Изменить стиль страницы

Вместительные трюмы лодей и кочей были полны красным товаром: одеждой, тканями и обувью, разными кустарными изделиями своих и заморских мастеров.

Были суда поморян — большие морские лодьи и раньшины. Солидно выглядели громадные трехмачтовые корабли с грузом в двенадцать тысяч пудов. То там, то здесь сверкали золотые звезды на мачтах монастырских судов.

Поморье посылало сюда рыбу, сало, шкуры, моржовую кость и морскую соль, Печора — ценные меха и оленину.

Город пробуждался.
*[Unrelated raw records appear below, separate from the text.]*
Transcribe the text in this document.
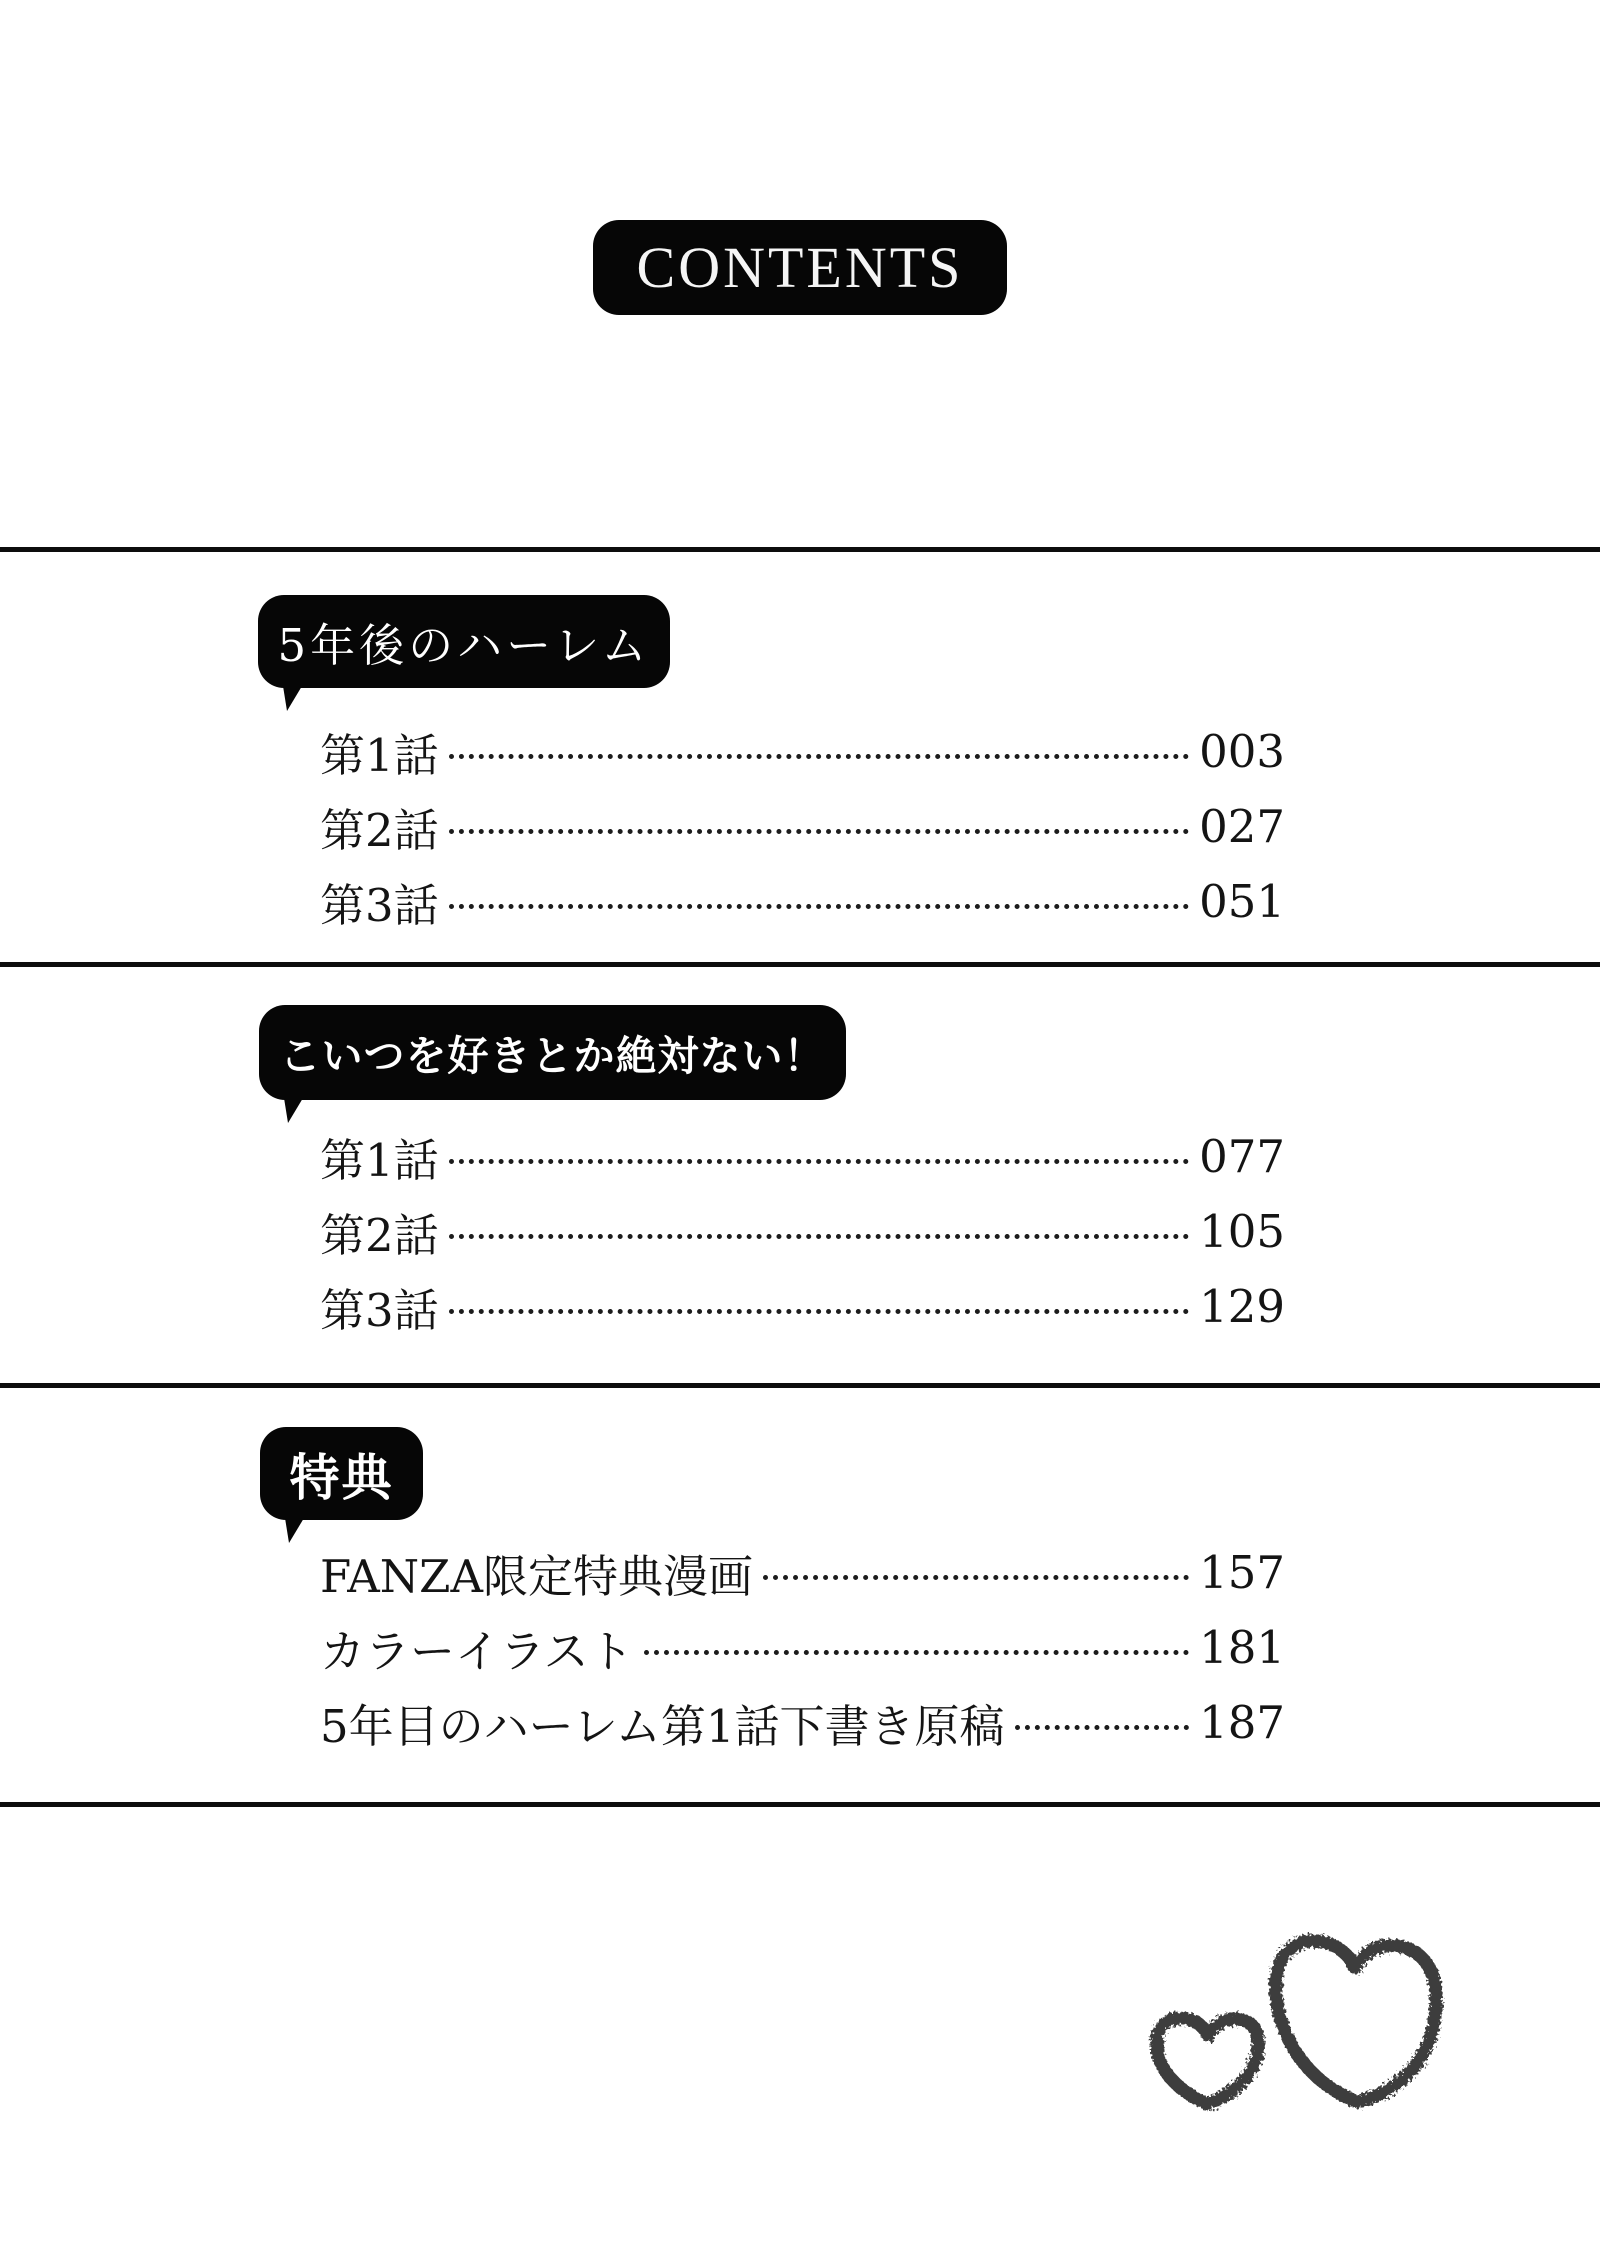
CONTENTS
5年後のハーレム
第1話	003
第2話	027
第3話	051
こいつを好きとか絶対ない！
第1話	077
第2話	105
第3話	129
特典
FANZA限定特典漫画	157
カラーイラスト	181
5年目のハーレム第1話下書き原稿	187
Сегодня открывалось холмогорское торжище. На базарной площади, у старенькой деревянной церкви, толпился народ. С реки доносились крики и ругань молодцов-барочников.

Прибывшие на торжище гости: московские, новгородские вологодские купцы, тоже поднялись с петухами. Степенно разговаривая, дородные, грузные, они важно прохаживались по базару, выделяясь в пестрой толпе дорогой одеждой. Купцы пока только приглядывались и приценивались. Появились краснолицые, заплывшие жиром монахи. Могущественная церковь держала всю соляную торговлю на севере. Недаром все заволоцкие монастыри имели в Холмогорах соляные склады, амбары, монастырские дома и своих приказчиков в черных рясах.

Торг разгорался. Показались лоточники с горячими пирожками и другой снедью. Оглушая людей резкими выкриками, они предлагали отведать свой товар. Загнусавили на разные голоса нищие. Громко бранясь, торговались мужики с мелкими купчиками, покупая разный скобяной товар.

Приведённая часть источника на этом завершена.